今週から始まるTAG交渉(日米物品貿易交渉)」には要注意

 2020年の景気回復を織り込む流れが始まっているというのが、私の基本観ですが、それが市場コンセンサスになるまでには、かなりの紆余曲折が予想されます。景気が悪いことを示す指標が増えている一方、2020年に向けて回復が見込まれることを示す指標はまだ少ないからです。

 貿易戦争がまだ続いていることも、注意を要します。米中の協議に注目が集まりますが、米欧、日米の協議もまだ決着していません。今週始まるTAG交渉(日米物品貿易交渉)は要注意です。トランプ米大統領は、交渉の始めに強硬姿勢を示し、交渉が進むにつれて柔軟な条件交渉に入る傾向があるからです。

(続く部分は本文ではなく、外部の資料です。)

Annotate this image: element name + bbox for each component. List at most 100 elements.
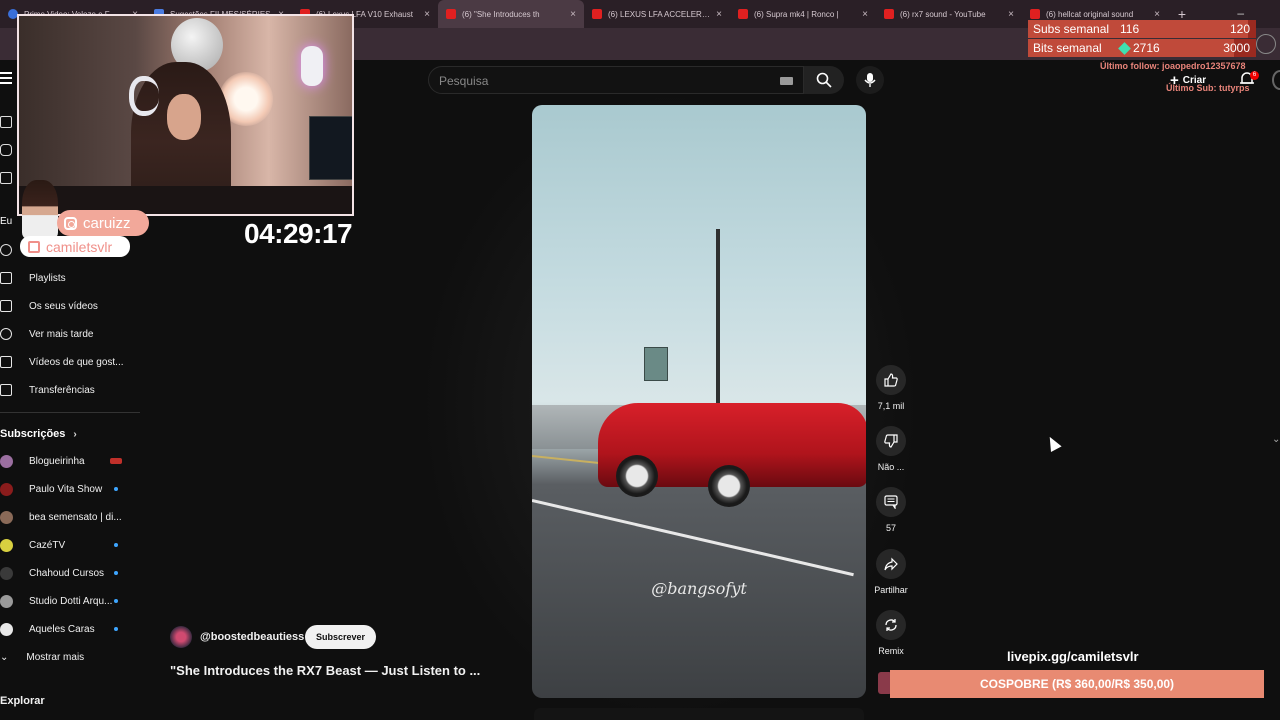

 先週は、欧州との通商協議で、友好的なムードをぶち壊す強硬姿勢を見せて、驚かれました。日本に対しても、最初は同じように強硬姿勢を見せる可能性があります。為替条項(円安誘導の禁止)の要求や、農産物(米・麦・砂糖・豚肉牛肉・乳製品)でのさらなる市場開放を日本に強く要求し、応じなければ日本からの輸入に高い関税をかけるという脅しをかけてくることも想定しておいた方がいいかもしれません。

 中国との交渉に集中するために、日本との交渉では強硬姿勢を見せないとの楽観論もありますが、交渉の始めから友好姿勢は、あり得ないと思います。